Le moteur rotatif Bentley démarrait facilement à l’aide de quelques élans manuels de l’équipe au sol. Le pilote réglait le régime-moteur au moyen de trois leviers. Il s’agissait de la manette des gaz, de la commande du mélange et de la commande d’avance de l’allumage. Je crois qu’aucun de nous n’a réussi à maîtriser ces leviers avec précision, mais après les avoir manipulés jusqu’à ce que le moteur tourne plus ou moins doucement, nous n’y touchions plus. Pourquoi tenter de réparer ce qui marche bien? L’avion était doté d’un dispositif nommé « interrupteur de coupure des gaz ». Il s’agissait d’un bouton-poussoir intégré au manche de commande et actionné par le pouce du pilote, qui coupait entièrement l’allumage, laissant le moteur tourner librement. Utiliser l’interrupteur de coupure des gaz pour effectuer toutes les descentes, surtout pour l’approche finale et l’atterrissage, signifiait que le moteur fonctionnait soit à pleins gaz, soit à gaz entièrement coupés, selon le profil de vol.

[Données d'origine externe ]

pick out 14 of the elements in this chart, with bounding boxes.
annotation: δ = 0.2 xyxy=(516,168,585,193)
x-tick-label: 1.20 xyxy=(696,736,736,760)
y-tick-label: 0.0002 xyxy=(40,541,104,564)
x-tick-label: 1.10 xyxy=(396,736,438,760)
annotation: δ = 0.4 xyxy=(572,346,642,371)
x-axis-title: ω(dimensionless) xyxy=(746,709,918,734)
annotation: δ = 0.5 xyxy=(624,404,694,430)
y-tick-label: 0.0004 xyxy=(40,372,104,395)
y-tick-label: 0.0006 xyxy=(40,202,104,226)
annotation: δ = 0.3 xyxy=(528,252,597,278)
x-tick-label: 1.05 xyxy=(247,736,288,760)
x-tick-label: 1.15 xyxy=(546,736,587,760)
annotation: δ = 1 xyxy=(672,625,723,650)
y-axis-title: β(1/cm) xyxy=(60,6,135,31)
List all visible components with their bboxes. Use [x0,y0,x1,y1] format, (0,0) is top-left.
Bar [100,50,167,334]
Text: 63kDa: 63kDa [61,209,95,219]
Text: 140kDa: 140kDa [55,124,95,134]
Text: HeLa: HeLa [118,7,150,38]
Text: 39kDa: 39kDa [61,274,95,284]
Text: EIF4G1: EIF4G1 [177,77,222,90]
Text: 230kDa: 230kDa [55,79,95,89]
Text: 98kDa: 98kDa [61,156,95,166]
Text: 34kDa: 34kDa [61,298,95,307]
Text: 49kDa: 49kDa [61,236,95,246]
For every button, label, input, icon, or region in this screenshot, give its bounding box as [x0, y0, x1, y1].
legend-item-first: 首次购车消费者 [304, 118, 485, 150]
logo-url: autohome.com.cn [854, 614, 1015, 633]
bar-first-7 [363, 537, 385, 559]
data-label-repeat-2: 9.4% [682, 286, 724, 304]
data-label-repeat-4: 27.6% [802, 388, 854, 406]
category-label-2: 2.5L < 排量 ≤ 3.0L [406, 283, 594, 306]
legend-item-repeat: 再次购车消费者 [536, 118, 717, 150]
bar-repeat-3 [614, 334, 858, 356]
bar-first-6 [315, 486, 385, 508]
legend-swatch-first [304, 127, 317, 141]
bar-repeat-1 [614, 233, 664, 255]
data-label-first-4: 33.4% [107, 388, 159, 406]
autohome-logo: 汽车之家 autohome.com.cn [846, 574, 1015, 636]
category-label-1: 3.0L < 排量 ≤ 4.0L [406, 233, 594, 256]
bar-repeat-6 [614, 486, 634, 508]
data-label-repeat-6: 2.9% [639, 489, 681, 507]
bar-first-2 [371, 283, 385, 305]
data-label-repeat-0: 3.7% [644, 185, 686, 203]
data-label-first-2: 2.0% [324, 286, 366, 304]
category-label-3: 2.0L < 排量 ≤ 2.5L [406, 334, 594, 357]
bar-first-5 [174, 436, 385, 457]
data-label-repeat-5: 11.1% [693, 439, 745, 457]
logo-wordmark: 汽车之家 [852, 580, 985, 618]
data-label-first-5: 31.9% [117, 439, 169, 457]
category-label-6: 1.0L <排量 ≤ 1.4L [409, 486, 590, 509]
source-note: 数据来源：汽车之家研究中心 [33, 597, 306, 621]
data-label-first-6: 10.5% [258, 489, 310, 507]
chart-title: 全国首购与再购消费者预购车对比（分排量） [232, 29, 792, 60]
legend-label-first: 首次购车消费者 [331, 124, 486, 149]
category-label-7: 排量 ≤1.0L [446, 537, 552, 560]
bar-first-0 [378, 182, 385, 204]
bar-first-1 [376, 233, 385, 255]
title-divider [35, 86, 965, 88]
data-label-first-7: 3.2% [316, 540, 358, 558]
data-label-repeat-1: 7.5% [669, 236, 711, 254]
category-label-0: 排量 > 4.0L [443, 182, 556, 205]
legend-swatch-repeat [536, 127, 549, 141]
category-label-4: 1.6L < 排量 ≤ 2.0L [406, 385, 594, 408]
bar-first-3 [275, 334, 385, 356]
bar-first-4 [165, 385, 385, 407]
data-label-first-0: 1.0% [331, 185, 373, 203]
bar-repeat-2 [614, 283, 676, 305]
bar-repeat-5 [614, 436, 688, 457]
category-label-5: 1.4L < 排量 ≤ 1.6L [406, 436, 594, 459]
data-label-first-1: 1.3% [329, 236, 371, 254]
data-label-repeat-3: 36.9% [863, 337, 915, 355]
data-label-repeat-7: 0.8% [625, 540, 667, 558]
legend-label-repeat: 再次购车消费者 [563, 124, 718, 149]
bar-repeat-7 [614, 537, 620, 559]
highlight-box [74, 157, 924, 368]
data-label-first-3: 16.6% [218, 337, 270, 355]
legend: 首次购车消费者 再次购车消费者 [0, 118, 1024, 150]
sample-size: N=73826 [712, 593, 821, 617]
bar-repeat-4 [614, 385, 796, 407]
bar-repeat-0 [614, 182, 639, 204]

Le 1er juin 1967, étant devenus plus ou moins à l’aise aux commandes du Camel et du Snipe, Paul Hartman et moi nous sommes envolés à deux reprises lors d’une matinée idéale afin de permettre la prise de photos des deux appareils historiques en vol. La photo du Camel et du Snipe en formation au-dessus de l’Outaouais était évocatrice et unique. Elle a ultérieurement figuré sur la couverture du livre de Ken Molson, Canada’s National Aviation Museum: Its History and Collections, publié en 1988.

Enfin, le 10 juin 1967, l’équipe est arrivée à Rockcliffe en vue du spectacle aérien du centenaire. Une grande foule assistait à l’activité et l’air était à la fête. Un collectionneur reconnu d’appareils d’époque, Cole Palen, d’Old Rhinebeck, dans l’état de New York, avait accepté de piloter son monoplan Blériot, et Bob Diemert ferait un vol à bord de son Hurricane, entièrement coordonné cette fois-ci avec les autres.

Pour ce qui est des appareils du musée, nous avons effectué nos manœuvres aériennes avec grand soin en raison de la valeur de ces appareils inestimables. Nous nous en sommes tenus à une série de survols à l’horizontale à proximité de la foule pendant lesquels nous saluions les spectateurs de la main et d’un délicat balancement des ailes. Nous terminions chacun des passages par un virage ascendant en chandelle pour reprendre position et amorcer un autre survol. Nous effectuions la partie horizontale des survols à une altitude maximum de 30 mètres et à une vitesse d’environ 75 nœuds (l’équivalent d’environ 140 km/h). Les spectateurs pouvaient voir de très près les vieux appareils, en plus de prendre une bonne bouffée d’huile de ricin!

Après avoir atterri et coupé les moteurs, nous sommes descendus de nos appareils et avons clos ce qui, pour moi, a constitué l’expérience de pilotage la plus mémorable de toute ma carrière. Et cela, malgré le fait que je pilotais divers types d’appareils durant la même période dans le cadre de mon travail comme premier pilote d’essai à l’établissement central d’expérimentation et d’épreuve.

Une seule page de mon journal de bord montre que je pilotais au même moment le Sopwith Snipe, l’aéronef de patrouille maritime CP-107 Argus de Canadair, l’avion d’entraînement à réaction CT-133 Silver Star de Canadair et le chasseur supersonique CF-104 Starfighter de Lockheed. Je doute qu’il existe ailleurs une autre page de journal comparable!